If you have a hard time eating healthy, start by making small changes, one after the other—for example, first cut back on processed foods, then add more veggies to your routine, then begin decreasing the amount of sugar you’re eating.
Get to bed
Staying up late to binge-watch Netflix or waking up extra early to prep for a big presentation are common habits for many people, but unless you’re dealing with a personal or a work emergency, bedtime should be sacred and routine.
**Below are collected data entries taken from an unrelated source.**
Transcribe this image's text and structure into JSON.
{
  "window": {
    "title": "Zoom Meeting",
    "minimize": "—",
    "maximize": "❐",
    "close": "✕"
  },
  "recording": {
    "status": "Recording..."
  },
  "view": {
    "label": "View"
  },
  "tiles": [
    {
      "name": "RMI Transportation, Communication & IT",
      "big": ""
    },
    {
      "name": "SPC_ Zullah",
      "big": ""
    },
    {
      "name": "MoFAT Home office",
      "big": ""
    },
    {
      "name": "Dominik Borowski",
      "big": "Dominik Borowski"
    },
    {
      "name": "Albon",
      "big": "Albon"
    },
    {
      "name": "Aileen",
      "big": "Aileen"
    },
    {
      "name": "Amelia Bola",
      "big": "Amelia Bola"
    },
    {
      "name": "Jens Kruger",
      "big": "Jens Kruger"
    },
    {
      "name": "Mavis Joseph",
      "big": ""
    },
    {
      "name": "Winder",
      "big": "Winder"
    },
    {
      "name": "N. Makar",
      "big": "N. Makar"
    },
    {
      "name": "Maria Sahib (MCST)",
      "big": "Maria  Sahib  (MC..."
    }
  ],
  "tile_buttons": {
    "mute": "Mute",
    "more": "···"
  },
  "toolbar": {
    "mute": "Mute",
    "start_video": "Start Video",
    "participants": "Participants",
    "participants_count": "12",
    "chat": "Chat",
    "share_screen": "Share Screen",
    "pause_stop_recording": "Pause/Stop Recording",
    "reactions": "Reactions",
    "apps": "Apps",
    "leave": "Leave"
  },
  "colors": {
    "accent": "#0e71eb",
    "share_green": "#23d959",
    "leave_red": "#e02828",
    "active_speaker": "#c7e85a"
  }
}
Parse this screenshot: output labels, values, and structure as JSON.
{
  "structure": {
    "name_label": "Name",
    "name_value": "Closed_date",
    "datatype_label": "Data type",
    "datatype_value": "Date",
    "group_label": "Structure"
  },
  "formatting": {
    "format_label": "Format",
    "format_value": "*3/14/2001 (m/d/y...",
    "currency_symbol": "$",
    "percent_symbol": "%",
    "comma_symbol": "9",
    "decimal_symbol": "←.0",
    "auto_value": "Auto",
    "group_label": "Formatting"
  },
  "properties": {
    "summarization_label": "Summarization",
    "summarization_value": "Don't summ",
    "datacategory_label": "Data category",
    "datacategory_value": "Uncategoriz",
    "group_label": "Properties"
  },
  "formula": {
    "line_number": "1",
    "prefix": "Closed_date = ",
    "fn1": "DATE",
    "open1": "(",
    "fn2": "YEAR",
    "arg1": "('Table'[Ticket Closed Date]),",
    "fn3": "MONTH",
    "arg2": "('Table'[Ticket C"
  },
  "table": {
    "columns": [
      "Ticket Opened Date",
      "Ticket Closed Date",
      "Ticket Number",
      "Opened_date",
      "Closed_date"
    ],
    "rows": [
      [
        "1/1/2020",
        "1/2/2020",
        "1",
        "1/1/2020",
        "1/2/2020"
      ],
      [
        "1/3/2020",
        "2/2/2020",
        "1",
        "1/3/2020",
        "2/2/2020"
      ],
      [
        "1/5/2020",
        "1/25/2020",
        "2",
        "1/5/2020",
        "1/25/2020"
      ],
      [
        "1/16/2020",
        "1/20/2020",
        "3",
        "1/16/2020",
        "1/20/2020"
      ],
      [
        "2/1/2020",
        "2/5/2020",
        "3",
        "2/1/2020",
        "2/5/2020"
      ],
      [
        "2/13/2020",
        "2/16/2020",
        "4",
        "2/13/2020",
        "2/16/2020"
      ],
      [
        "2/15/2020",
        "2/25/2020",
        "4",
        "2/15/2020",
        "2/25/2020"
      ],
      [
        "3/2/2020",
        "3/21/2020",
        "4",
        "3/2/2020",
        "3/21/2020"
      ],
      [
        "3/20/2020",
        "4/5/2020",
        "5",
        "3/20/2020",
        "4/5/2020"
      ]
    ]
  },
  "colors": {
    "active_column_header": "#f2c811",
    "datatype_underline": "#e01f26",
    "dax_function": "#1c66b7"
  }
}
You might take pride in going to work on less than five hours of sleep (and you might be able to pull that off in your late twenties and early thirties), but by forty you will really feel the consequences of the lack of shut-eye. And if you chronically don’t get enough sleep, the long-term results can be detrimental—including potential for cardiovascular disease, reduced immune response, diabetes, and obesity.
According to the Mayo Clinic, you want to get around seven hours of sleep per night—but no more than nine or 10, which can have reverse effects.
Develop methods of self-care
Purita believes that all men should develop a self-care routine to help them combat stress. That’s because stress doesn’t just cause hair loss and weight gain—it can take years off your life. According to the Annual Review of Clinical Psychology, stress can harm the immune system, increase blood pressure, cause anxiety and depression, and even open up the potential for chronic disease. But it can be hard to de-stress if you don’t know how or haven’t been encouraged to do so most of your life.
The good news: You have plenty of options. For starters, try meditating daily (according to the journal Ayu, this can decrease blood pressure, maintain mood health, and increase cognitive health) or keeping a journal. Others may find nature to be an outlet for stress.
Regardless of the method, finding healthy ways to release stress early on will help you function better in the long run.